If she thinks parents should vaccinate their children, then say so. If she thinks vaccines are too big a risk, say that. If she thinks homeopathy is so much gibberish, then say so. If she thinks it’s a valid twenty-first century approach to medicine, say that. Say something, say anything, that we can hang our hats on. As it is, the only people not confused by her insinuations and undertone are the anti-vaxxers. They know exactly what she is saying.
There are more problems. Her platform wants “a moratorium on GMOs and pesticides until they are proven safe.” In a compilation of the problems Stein has with science, Bo Gardiner points also to a 2013 speech in which she “calls for the imprisonment of GMO producers using debunked claims about environmental and health effects, and the supposed suicides of hundreds of thousands of Indian farmers.”
Forget the equivocations. This is an unambiguous embrace of anti-science claptrap and conspiratorial delusion. Is it dearly held belief? Is it pandering for votes? Does it matter which?

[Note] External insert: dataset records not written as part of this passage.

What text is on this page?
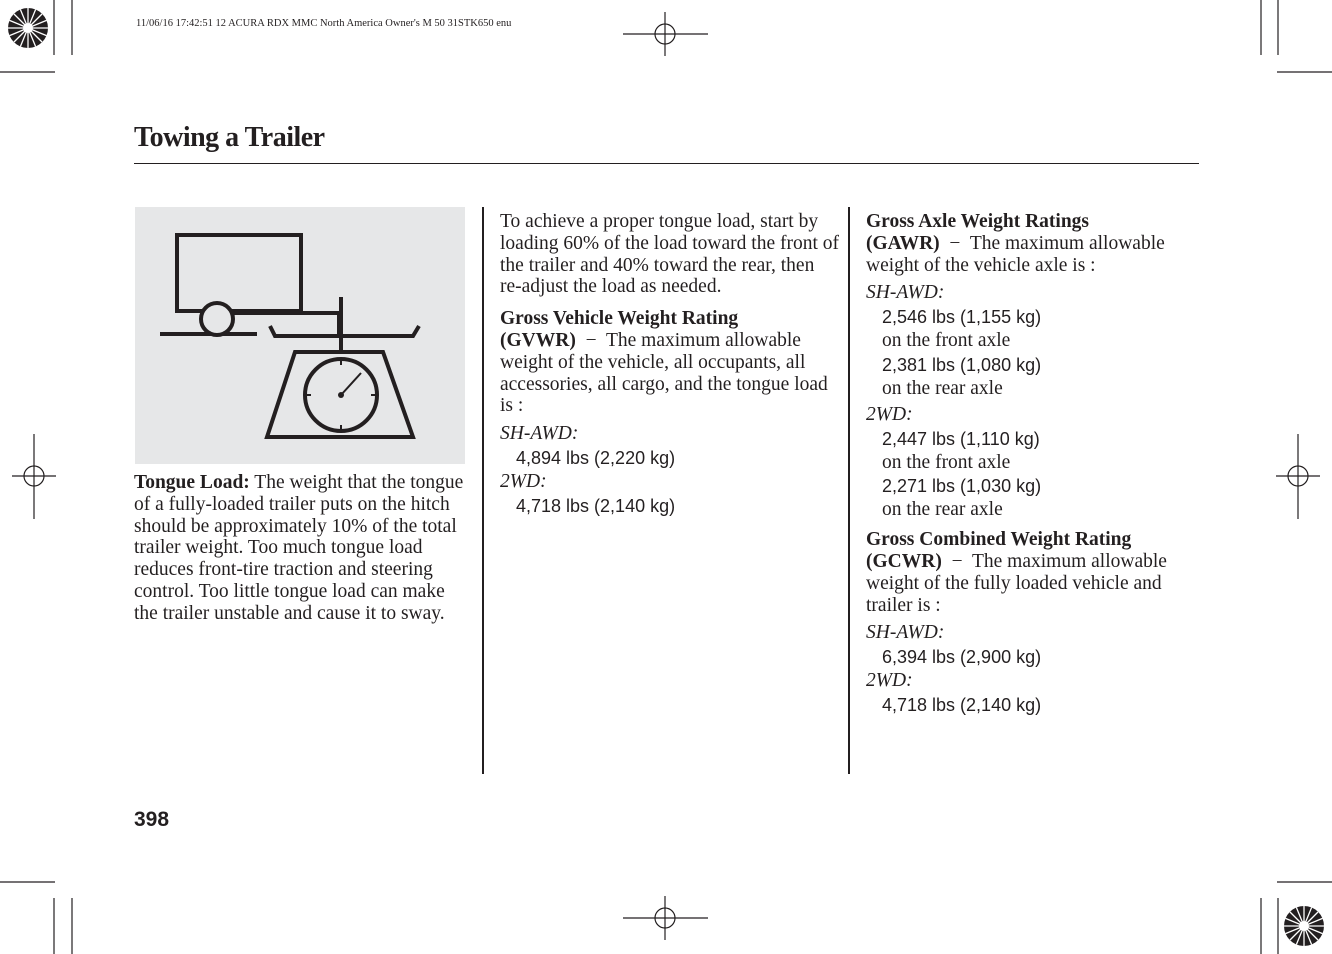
11/06/16 17:42:51 12 ACURA RDX MMC North America Owner's M 50 31STK650 enu
Towing a Trailer

Tongue Load: The weight that the tongue of a fully-loaded trailer puts on the hitch should be approximately 10% of the total trailer weight. Too much tongue load reduces front-tire traction and steering control. Too little tongue load can make the trailer unstable and cause it to sway.

To achieve a proper tongue load, start by loading 60% of the load toward the front of the trailer and 40% toward the rear, then re-adjust the load as needed.

Gross Vehicle Weight Rating
(GVWR) − The maximum allowable weight of the vehicle, all occupants, all accessories, all cargo, and the tongue load is :

SH-AWD:

4,894 lbs (2,220 kg)

2WD:

4,718 lbs (2,140 kg)

Gross Axle Weight Ratings
(GAWR) − The maximum allowable weight of the vehicle axle is :

SH-AWD:

2,546 lbs (1,155 kg)

on the front axle

2,381 lbs (1,080 kg)

on the rear axle

2WD:

2,447 lbs (1,110 kg)

on the front axle

2,271 lbs (1,030 kg)

on the rear axle

Gross Combined Weight Rating
(GCWR) − The maximum allowable weight of the fully loaded vehicle and trailer is :

SH-AWD:

6,394 lbs (2,900 kg)

2WD:

4,718 lbs (2,140 kg)

398
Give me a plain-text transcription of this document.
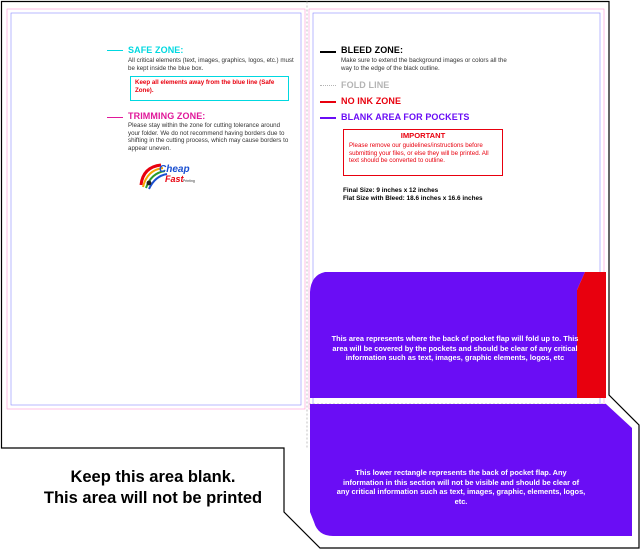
SAFE ZONE:
All critical elements (text, images, graphics, logos, etc.) must be kept inside the blue box.
Keep all elements away from the blue line (Safe Zone).
TRIMMING ZONE:
Please stay within the zone for cutting tolerance around your folder. We do not recommend having borders due to shifting in the cutting process, which may cause borders to appear uneven.
Cheap
Fast Printing
BLEED ZONE:
Make sure to extend the background images or colors all the way to the edge of the black outline.
FOLD LINE
NO INK ZONE
BLANK AREA FOR POCKETS
IMPORTANT
Please remove our guidelines/instructions before submitting your files, or else they will be printed. All text should be converted to outline.
Final Size: 9 inches x 12 inches
Flat Size with Bleed: 18.6 inches x 16.6 inches
This area represents where the back of pocket flap will fold up to. This area will be covered by the pockets and should be clear of any critical information such as text, images, graphic elements, logos, etc
This lower rectangle represents the back of pocket flap. Any information in this section will not be visible and should be clear of any critical information such as text, images, graphic, elements, logos, etc.
Keep this area blank.
This area will not be printed
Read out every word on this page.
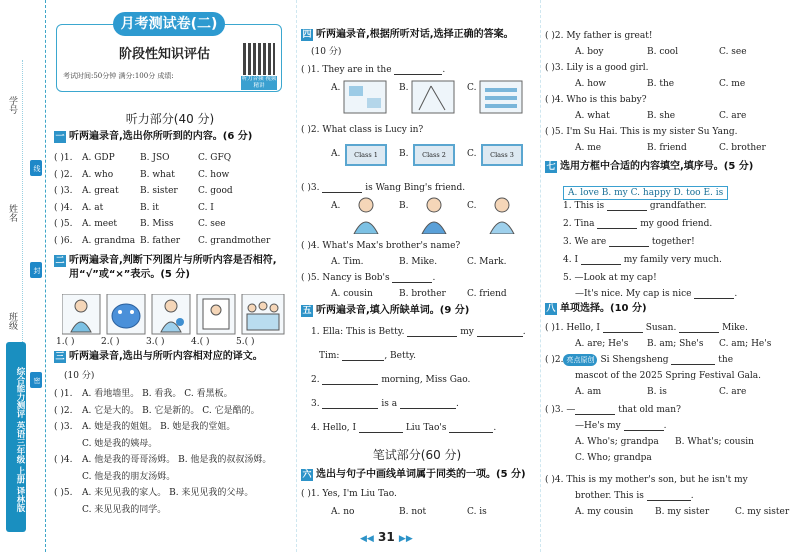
学号
姓名
班级
线
封
密
综合能力测评 英语三年级 上册 译林版
月考测试卷(二)
阶段性知识评估
考试时间:50分钟 满分:100分 成绩:	听力音频 视频精讲
听力部分(40 分)
一 听两遍录音,选出你所听到的内容。(6 分)
( )1.	A. GDP	B. JSO	C. GFQ
( )2.	A. who	B. what	C. how
( )3.	A. great	B. sister	C. good
( )4.	A. at	B. it	C. I
( )5.	A. meet	B. Miss	C. see
( )6.	A. grandma B. father	C. grandmother
二 听两遍录音,判断下列图片与所听内容是否相符,用“√”或“×”表示。(5 分)
1.( )	2.( )	3.( )	4.( )	5.( )
三 听两遍录音,选出与所听内容相对应的译文。
(10 分)
( )1.	A. 看地墙里。 B. 看我。 C. 看黑板。
( )2.	A. 它是大的。 B. 它是新的。 C. 它是酷的。
( )3.	A. 她是我的姐姐。 B. 她是我的堂姐。
C. 她是我的姨母。
( )4.	A. 他是我的哥哥汤姆。 B. 他是我的叔叔汤姆。
C. 他是我的朋友汤姆。
( )5.	A. 来见见我的家人。 B. 来见见我的父母。
C. 来见见我的同学。
四 听两遍录音,根据所听对话,选择正确的答案。
(10 分)
( )1. They are in the
	.
A.	B.	C.
( )2. What class is Lucy in?
A.	Class 1	B.	Class 2	C.	Class 3
( )3.

	is Wang Bing's friend.
A.	B.	C.
( )4. What's Max's brother's name?
A. Tim.	B. Mike.	C. Mark.
( )5. Nancy is Bob's
	.
A. cousin	B. brother	C. friend
五 听两遍录音,填入所缺单词。(9 分)
1. Ella: This is Betty.

	my
	.
Tim:
	, Betty.
2.

	morning, Miss Gao.
3.

	is a
	.
4. Hello, I

	Liu Tao's
	.
笔试部分(60 分)
六 选出与句子中画线单词属于同类的一项。(5 分)
( )1. Yes, I'm Liu Tao.
A. no	B. not	C. is
( )2. My father is great!
A. boy	B. cool	C. see
( )3. Lily is a good girl.
A. how	B. the	C. me
( )4. Who is this baby?
A. what	B. she	C. are
( )5. I'm Su Hai. This is my sister Su Yang.
A. me	B. friend	C. brother
七 选用方框中合适的内容填空,填序号。(5 分)
A. love B. my C. happy D. too E. is
1. This is

	grandfather.
2. Tina

	my good friend.
3. We are

	together!
4. I

	my family very much.
5. —Look at my cap!
—It's nice. My cap is nice
	.
八 单项选择。(10 分)
( )1. Hello, I

	Susan.

	Mike.
A. are; He's	B. am; She's	C. am; He's
( )2. 亮点原创 Si Shengsheng

	the
mascot of the 2025 Spring Festival Gala.
A. am	B. is	C. are
( )3. —
	that old man?
—He's my
	.
A. Who's; grandpa	B. What's; cousin
C. Who; grandpa
( )4. This is my mother's son, but he isn't my
brother. This is
	.
A. my cousin	B. my sister	C. my sister
◀◀ 31 ▶▶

Look, I don’t care if you hate Hillary. I don’t care what your conscience tells you. But this imbecility is unacceptable. Vote for Jill Stein to protest Hillary, and you endorse anti-science gibberish. One of our two major parties also has succumbed to anti-science lunacy, driven by greed and by pandering for religious votes in their case. Their policies show the danger in that.
Unreason, today, has more opportunity to metastasize than ever before. I often use The Flat Earth Society in jokes, but it is a real thing. It has a web page. Is it a surprise, then, that anti-vaxxers are organized on-line and have networks for propagating the faith and reaching out to other anti-groups? They have reached into otherwise credible media perhaps by false equivalence to previous coverage. Science denial is not an academic issue. It is real, and it is dangerous.
Anti-vaxxers are dangerous. If Jill Stein is one of them, even if just for convenience, then so is she. Will that purity of conscience that prevents you from voting for Hillary allow you to vote for an anti-science candidate and party? If you’re looking for a protest candidate for which to vote, you need to keep looking.